The builders know, of course, that this is much riskier than it seems, because its success would render their own observations extremely rare.

This is where I am confused. The "of course" is not very "of coursey" to me. Can you explain how a self-modifying AI would be risky in this regard (a citation is fine, you do not need to repeat a well known argument I am simply ignorant of).

I am also foggy on terminology - DA and FAI and so on. I don't suppose there's a glossary around. Ok - DA is "Doomsday Argument" from the thread context (which seems silly to me - the SSA seems to be wrong on the face of it, which then invalidates DA).

Comment author: adamzerner 01 June 2015 06:14:10AM *  0 points [-]

My thinking stems from the belief that improving this community would be a high level action that would do a lot of good. Improving the quantity and quality of conversation could 1) help spread rationality and 2) improve the experience for current members. And I think that it could lead to 3) intellectual progress and 4) progress stemming from people working together on projects.

The explanation above is incomplete, but hopefully it communicates the big picture - I see a lot of untapped potential for this community to make important progress in discovering things and achieving things.
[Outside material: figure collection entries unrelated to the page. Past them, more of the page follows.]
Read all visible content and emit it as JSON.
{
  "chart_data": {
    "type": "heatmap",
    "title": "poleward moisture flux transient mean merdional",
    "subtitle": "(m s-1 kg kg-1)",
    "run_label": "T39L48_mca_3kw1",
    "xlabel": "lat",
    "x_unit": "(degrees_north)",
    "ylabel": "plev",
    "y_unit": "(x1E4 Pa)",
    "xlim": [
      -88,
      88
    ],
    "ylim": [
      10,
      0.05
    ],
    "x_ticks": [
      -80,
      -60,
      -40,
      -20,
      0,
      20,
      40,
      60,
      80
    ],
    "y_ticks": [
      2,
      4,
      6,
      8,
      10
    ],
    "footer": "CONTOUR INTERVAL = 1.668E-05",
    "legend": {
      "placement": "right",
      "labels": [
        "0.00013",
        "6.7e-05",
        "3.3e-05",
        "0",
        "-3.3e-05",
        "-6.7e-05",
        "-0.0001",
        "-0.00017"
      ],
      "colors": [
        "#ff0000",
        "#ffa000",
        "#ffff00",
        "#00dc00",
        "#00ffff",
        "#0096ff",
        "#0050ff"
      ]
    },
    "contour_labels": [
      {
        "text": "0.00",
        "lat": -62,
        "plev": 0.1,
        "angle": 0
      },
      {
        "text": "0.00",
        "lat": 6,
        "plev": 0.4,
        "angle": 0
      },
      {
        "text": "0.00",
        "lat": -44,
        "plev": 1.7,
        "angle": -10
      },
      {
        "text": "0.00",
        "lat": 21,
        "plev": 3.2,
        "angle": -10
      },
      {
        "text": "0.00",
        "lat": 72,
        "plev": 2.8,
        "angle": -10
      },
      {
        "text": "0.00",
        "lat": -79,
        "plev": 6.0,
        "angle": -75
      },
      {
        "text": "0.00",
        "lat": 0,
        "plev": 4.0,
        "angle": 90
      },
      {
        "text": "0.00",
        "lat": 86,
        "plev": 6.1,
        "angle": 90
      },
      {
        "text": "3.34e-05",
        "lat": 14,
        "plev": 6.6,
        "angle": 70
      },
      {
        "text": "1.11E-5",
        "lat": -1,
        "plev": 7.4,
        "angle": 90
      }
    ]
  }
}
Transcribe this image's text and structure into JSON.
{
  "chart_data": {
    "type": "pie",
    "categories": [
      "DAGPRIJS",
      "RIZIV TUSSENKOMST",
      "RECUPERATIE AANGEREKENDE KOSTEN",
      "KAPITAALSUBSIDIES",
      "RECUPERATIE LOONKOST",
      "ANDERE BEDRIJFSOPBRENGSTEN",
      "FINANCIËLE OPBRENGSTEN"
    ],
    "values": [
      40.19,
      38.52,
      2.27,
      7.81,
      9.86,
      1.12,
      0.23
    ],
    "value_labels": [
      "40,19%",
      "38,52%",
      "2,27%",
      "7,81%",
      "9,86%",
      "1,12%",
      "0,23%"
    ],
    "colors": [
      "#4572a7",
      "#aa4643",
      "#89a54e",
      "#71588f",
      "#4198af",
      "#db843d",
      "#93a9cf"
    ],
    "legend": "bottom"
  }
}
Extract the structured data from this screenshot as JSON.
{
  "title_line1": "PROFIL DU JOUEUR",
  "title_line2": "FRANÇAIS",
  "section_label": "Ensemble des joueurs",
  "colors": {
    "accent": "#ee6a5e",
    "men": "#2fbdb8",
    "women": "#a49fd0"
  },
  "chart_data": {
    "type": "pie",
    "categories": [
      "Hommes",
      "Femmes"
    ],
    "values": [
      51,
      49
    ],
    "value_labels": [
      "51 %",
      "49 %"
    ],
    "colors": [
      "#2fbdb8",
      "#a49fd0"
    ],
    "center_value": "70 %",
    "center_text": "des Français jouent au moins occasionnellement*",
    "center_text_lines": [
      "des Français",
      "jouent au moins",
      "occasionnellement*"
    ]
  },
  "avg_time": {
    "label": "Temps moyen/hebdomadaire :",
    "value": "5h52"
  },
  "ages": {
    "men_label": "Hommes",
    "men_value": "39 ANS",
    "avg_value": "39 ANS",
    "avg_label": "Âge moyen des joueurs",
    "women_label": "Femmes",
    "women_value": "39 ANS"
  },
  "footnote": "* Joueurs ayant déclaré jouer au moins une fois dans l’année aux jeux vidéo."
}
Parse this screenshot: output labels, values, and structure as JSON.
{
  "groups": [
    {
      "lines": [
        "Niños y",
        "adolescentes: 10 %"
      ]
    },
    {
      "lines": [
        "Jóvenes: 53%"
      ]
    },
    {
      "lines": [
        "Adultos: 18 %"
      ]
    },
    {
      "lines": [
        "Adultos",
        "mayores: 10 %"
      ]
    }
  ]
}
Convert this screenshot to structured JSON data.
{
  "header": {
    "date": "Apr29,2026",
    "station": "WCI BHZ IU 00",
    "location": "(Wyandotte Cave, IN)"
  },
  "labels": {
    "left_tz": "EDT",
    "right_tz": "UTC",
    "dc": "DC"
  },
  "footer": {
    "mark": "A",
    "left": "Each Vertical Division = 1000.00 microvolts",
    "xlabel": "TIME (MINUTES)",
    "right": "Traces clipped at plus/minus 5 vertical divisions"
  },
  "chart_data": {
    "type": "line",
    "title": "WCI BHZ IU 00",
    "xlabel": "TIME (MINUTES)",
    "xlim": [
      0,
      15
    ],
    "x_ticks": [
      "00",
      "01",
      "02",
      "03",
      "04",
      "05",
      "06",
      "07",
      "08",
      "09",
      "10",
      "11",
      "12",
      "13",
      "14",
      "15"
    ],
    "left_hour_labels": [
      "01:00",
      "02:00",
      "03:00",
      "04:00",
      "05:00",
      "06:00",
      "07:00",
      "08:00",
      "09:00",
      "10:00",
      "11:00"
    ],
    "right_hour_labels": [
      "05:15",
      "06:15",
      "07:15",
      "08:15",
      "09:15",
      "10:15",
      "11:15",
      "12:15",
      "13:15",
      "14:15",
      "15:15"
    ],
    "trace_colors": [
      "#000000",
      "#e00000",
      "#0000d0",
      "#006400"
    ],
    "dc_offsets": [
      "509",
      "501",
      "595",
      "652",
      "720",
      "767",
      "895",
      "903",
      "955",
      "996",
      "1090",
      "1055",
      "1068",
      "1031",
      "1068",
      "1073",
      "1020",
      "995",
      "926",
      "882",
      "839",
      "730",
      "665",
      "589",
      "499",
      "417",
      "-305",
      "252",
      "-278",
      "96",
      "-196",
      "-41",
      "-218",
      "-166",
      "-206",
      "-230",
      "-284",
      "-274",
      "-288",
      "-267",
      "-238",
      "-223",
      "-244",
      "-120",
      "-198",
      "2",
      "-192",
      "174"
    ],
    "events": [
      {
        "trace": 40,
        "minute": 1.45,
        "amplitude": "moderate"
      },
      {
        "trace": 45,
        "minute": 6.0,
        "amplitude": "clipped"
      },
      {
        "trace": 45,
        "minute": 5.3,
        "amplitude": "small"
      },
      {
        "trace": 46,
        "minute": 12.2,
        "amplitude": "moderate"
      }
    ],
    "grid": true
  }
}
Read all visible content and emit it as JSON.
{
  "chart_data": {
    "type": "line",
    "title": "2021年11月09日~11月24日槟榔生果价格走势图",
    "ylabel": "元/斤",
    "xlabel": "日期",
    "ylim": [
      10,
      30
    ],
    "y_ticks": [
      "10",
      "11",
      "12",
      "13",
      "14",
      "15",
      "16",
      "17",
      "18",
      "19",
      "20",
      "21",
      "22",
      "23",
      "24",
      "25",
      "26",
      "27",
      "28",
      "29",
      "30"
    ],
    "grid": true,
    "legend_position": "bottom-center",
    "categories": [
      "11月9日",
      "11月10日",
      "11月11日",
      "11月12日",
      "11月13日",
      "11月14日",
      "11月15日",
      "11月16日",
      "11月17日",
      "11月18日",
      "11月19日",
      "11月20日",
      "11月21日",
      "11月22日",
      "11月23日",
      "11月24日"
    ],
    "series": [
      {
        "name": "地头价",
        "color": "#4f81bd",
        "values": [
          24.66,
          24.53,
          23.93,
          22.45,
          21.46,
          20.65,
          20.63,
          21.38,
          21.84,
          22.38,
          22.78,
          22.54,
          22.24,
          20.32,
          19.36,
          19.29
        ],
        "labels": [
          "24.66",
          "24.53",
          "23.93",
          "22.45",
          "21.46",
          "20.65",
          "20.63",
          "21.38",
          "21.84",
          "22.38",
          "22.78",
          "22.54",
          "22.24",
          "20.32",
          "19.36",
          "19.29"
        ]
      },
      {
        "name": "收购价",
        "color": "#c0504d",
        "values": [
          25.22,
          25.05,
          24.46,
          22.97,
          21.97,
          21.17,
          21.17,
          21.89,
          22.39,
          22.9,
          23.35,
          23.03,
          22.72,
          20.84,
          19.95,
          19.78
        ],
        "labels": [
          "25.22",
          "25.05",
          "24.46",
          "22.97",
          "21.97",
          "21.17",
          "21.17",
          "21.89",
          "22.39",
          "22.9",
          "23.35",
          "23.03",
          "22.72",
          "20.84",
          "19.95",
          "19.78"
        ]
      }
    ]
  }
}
Why do I think this? It'll take me a good amount of time to answer that properly and now isn't the time for me to do so, sorry. I plan on posting again with that answer at some point though.

Comment author: bortels 01 June 2015 08:56:33PM 1 point [-]

Fair enough. I should mention my "Why" was more nutsy-and-boltsy than asking about motive; it would perhaps more accurately have been asked as "What do you observe about lesswrong, as it stands, that make you believe it can or should be improved". I am willing to take the desire for it as a given.

The goal of the why, fwiw, was to encourage self-examination, to help perhaps ensure that the "improvement" is just that. Fairly often, attempts to improve things are not as successful as hoped (see most of world history), and as I get older I begin to think more and more that most human attempts to "fix" complex things just tend to screw em up more.

Imagine an "improvement" where your picture was added as part of your post. There are perhaps some who would consider that an improvement - I, emphatically, would not. Not that you are suggesting that - just that the actual improvements should ideally be agreed upon (or at least tolerable to) most or all of the community, and sometimes that sort of consensus is just impossible.

Comment author: owencb 01 June 2015 12:40:01PM 0 points [-]

I'm not suggesting that the problems would come from what we normally think of as software bugs (though see the suggestion in this comment). I'm suggesting that they would come from a failure to specify the right things in a complex scenario -- and that this problem bears enough similarities to software bugs that they could be a good test bed for working out how to approach such problems.

Comment author: bortels 01 June 2015 08:46:15PM *  0 points [-]

The flaws leading to an unexpectedly unfriendly AI certainly might lead back to a flaw in the design - but I think it is overly optimistic to think that the human mind (or a group of minds, or perhaps any mind) is capable of reliably creating specs that are sufficient to avoid this. We can and do spend tremendous time on this sort of thing already, and bad things still happen. You hold the shuttle up as an example of reliability done right (which it is) - but it still blew up, because not all of shuttle design is software. In the same way, the issue could arise from some environmental issue that alters the AI in such a way that it is unpredictable - power fluctuations, bit flip, who knows. The world is a horribly non-deterministic place, from a human POV.

By way of analogy - consider weather prediction. We have worked on it for all of history, we have satellites and supercomputers - and we are still only capable of accurate predictions for a few days or week, getting less and less accurate as we go. This isn't a case of making a mistake - it is a case of a very complex end-state arising from simple beginnings, and lacking the ability to make perfectly accurate predictions about some things. To put it another way - it may simply be the problem is not computable, now or with any forseeable technology.